The Cubs have since called up two exciting kids — Matt Mervis and Christopher Morel — both of whom were clowning AAA. Ross doesn’t know how he’ll get them enough ABs, Morel especially, even though he can play pretty much every position outside pitcher and catcher. He could easily fill in for Hoerner at second while he’s hurt (and the crack Cubs medical staff will assuredly turn a day-to-day injury into a month-long one), or play third while moving Patrick Wisdom (11 homers) to either first or have him attempt to not drown in the outfield. He could also DH.
Ross has handled the DH spot so well that he has had to pinch-hit for the spot multiple times during the season (12), which shouldn’t really be a thing you have to do for a spot in the lineup where hitting is all they’re supposed to do. The season slash line on the Cubs DH spot this season is .193/.267/.192.
Ross’s bullpen management has been atrocious
Ross’s handling of the pen hasn’t exactly drawn rave reviews either. Just last night, he had Javier Assad throw five innings of sterling work after Jameson Taillon once again lit his face on fire, but not only left Assad out there for a sixth inning of work in the ninth of a tie game, he didn’t have anyone warming up. Assad gave up a leadoff homer to Paul DeJong and then another bonus run because he was out of gas with absolutely no one ready to come in behind him. That was just the latest example of Ross’s distracted-by-tin-foil handling of his pen, where Michael Fulmer and Julian Mayweather continue to get late-inning assignments with their ERAs over 5.00.
Throw in the usual bad manager horseshit of bunting in odd situations (or at all), bad base running, and an over-reliance on vets who have turned into mayo in the sun (an apt metaphor for the Cubs especially) and you’ve seen this all before from guys who are in over their heads.
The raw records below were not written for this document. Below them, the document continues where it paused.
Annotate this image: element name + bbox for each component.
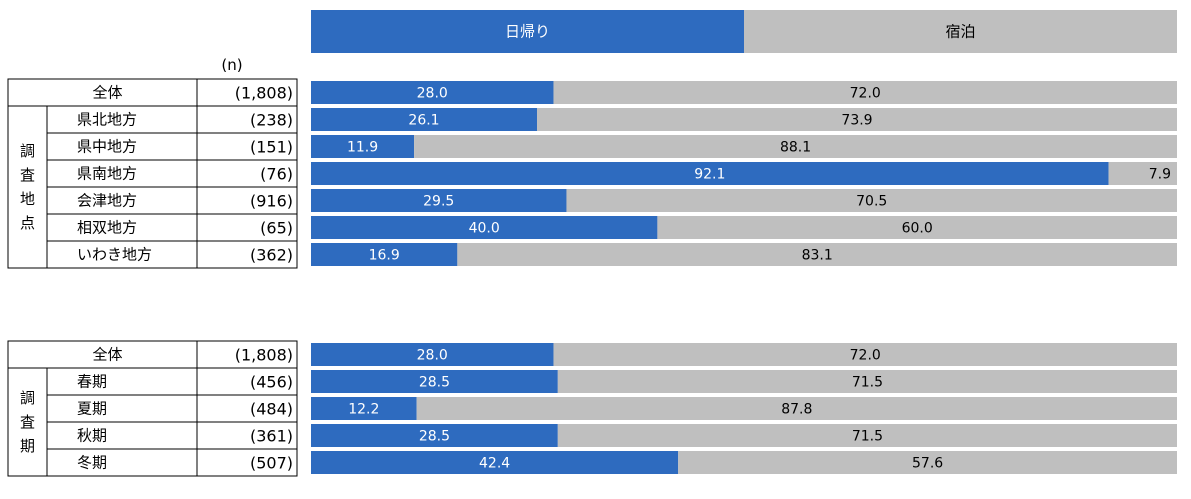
section-0-row-4-bar-1 (657, 216, 1177, 239)
section-0-group-label-char-1: 査 (20, 166, 35, 184)
section-0-row-0-bar-0 (311, 108, 538, 131)
section-0-row-label-5: いわき地方 (77, 246, 152, 264)
section-0-row-3-value-1: 70.5 (856, 194, 887, 210)
legend-label-0: 日帰り (505, 23, 550, 41)
section-0-row-1-bar-1 (414, 135, 1178, 158)
section-0-row-label-3: 会津地方 (77, 192, 137, 210)
section-0-total-label: 全体 (92, 84, 122, 102)
section-1-table-border (7, 340, 298, 477)
section-0-row-3-bar-0 (311, 189, 567, 212)
section-0-row-1-value-0: 11.9 (347, 140, 378, 156)
section-0-row-5-bar-1 (457, 243, 1177, 266)
section-0-total-n: (1,808) (235, 84, 293, 103)
section-0-row-n-3: (916) (250, 192, 293, 211)
section-1-row-0-value-0: 28.5 (419, 375, 450, 391)
section-0-row-5-value-1: 83.1 (802, 248, 833, 264)
section-0-row-n-4: (65) (260, 219, 293, 238)
section-0-row-label-1: 県中地方 (77, 138, 137, 156)
section-1-total-n: (1,808) (235, 346, 293, 365)
section-0-group-label-char-2: 地 (20, 190, 35, 208)
section-0-row-1-value-1: 88.1 (780, 140, 811, 156)
section-1-total-bar-0 (311, 343, 554, 366)
section-0-row-1-bar-0 (311, 135, 415, 158)
section-1-row-0-bar-0 (311, 370, 558, 393)
section-1-row-3-value-1: 57.6 (912, 456, 943, 472)
section-1-row-3-bar-0 (311, 451, 679, 474)
section-1-row-1-bar-1 (416, 397, 1178, 420)
legend-swatch-0 (311, 10, 744, 53)
n-header: (n) (221, 56, 242, 74)
section-0-total-bar-1 (553, 81, 1177, 104)
section-1-total-label: 全体 (92, 346, 122, 364)
section-1-group-label-char-2: 期 (20, 437, 35, 455)
section-0-row-2-bar-0 (311, 162, 1109, 185)
section-1-row-n-2: (361) (250, 427, 293, 446)
section-1-row-label-0: 春期 (77, 373, 107, 391)
legend-label-1: 宿泊 (945, 23, 975, 41)
section-1-total-value-0: 28.0 (417, 348, 448, 364)
section-0-row-0-value-1: 73.9 (841, 113, 872, 129)
section-1-row-label-1: 夏期 (77, 400, 107, 418)
section-0-row-0-value-0: 26.1 (408, 113, 439, 129)
section-0-row-n-1: (151) (250, 138, 293, 157)
section-1-row-3-bar-1 (678, 451, 1177, 474)
section-0-row-4-value-1: 60.0 (902, 221, 933, 237)
section-0-total-bar-0 (311, 81, 554, 104)
section-0-row-n-5: (362) (250, 246, 293, 265)
section-0-row-4-bar-0 (311, 216, 658, 239)
legend-swatch-1 (744, 10, 1177, 53)
section-1-row-label-2: 秋期 (77, 427, 107, 445)
section-0-group-label-char-0: 調 (20, 142, 35, 160)
section-0-row-3-bar-1 (566, 189, 1177, 212)
section-0-row-label-0: 県北地方 (77, 111, 137, 129)
section-1-row-n-3: (507) (250, 454, 293, 473)
section-1-row-1-value-1: 87.8 (781, 402, 812, 418)
section-1-row-label-3: 冬期 (77, 454, 107, 472)
section-0-total-value-0: 28.0 (417, 86, 448, 102)
section-0-row-5-bar-0 (311, 243, 458, 266)
section-1-group-label-char-0: 調 (20, 389, 35, 407)
section-0-row-n-0: (238) (250, 111, 293, 130)
section-0-total-value-1: 72.0 (850, 86, 881, 102)
section-1-row-0-value-1: 71.5 (852, 375, 883, 391)
section-1-total-value-1: 72.0 (850, 348, 881, 364)
section-0-row-label-4: 相双地方 (77, 219, 137, 237)
section-0-row-2-value-1: 7.9 (1149, 167, 1171, 183)
section-0-row-5-value-0: 16.9 (369, 248, 400, 264)
section-1-row-2-bar-1 (557, 424, 1177, 447)
section-0-group-label-char-3: 点 (20, 214, 35, 232)
section-1-row-n-0: (456) (250, 373, 293, 392)
section-0-row-2-value-0: 92.1 (694, 167, 725, 183)
section-1-row-1-bar-0 (311, 397, 417, 420)
section-1-row-3-value-0: 42.4 (479, 456, 510, 472)
section-0-row-2-bar-1 (1108, 162, 1177, 185)
section-1-row-0-bar-1 (557, 370, 1177, 393)
section-1-row-2-value-1: 71.5 (852, 429, 883, 445)
section-0-row-4-value-0: 40.0 (469, 221, 500, 237)
section-0-row-n-2: (76) (260, 165, 293, 184)
section-1-row-n-1: (484) (250, 400, 293, 419)
section-1-total-bar-1 (553, 343, 1177, 366)
section-0-row-label-2: 県南地方 (77, 165, 137, 183)
section-0-row-3-value-0: 29.5 (423, 194, 454, 210)
section-0-row-0-bar-1 (537, 108, 1177, 131)
section-1-row-2-value-0: 28.5 (419, 429, 450, 445)
section-1-row-1-value-0: 12.2 (348, 402, 379, 418)
section-1-group-label-char-1: 査 (20, 413, 35, 431)
section-0-table-border (7, 78, 298, 269)
section-1-row-2-bar-0 (311, 424, 558, 447)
The Cubs aren’t really designed to win anything this year, if they ever will be again given the money the Ricketts are happy to print with a .500 ballclub, so why Ross can’t turn ABs and game time over to kids is a mystery no one can solve. Certainly, the Cubs have plans of building around more kids to come.
But then Ross was always overmatched. He was hired because he was buddies with Theo Epstein and the players from 2016, and everyone thought his dick-tapping celebrations were cute. His managerial career started out with pulling Javier Baez from a game for lackadaisical base running while simultaneously letting Rizzo get picked off for two weeks. Contreras was hung out to dry when he pointed out that his teammates didn’t play hard and lacked leadership, but others closer to Ross were allowed to do the same. He was hired because the perception was Joe Maddon let his players simply do whatever they want, and that’s only gotten worse under Ross.
But he’s a nice guy, he’s good with the media, and he’ll do whatever the front office says, and that appears to be all that matters on the Northside. If the Cubs ever have designs on playing games that matter again, they’ll do it despite their manager, and they’ll probably lose those because of him.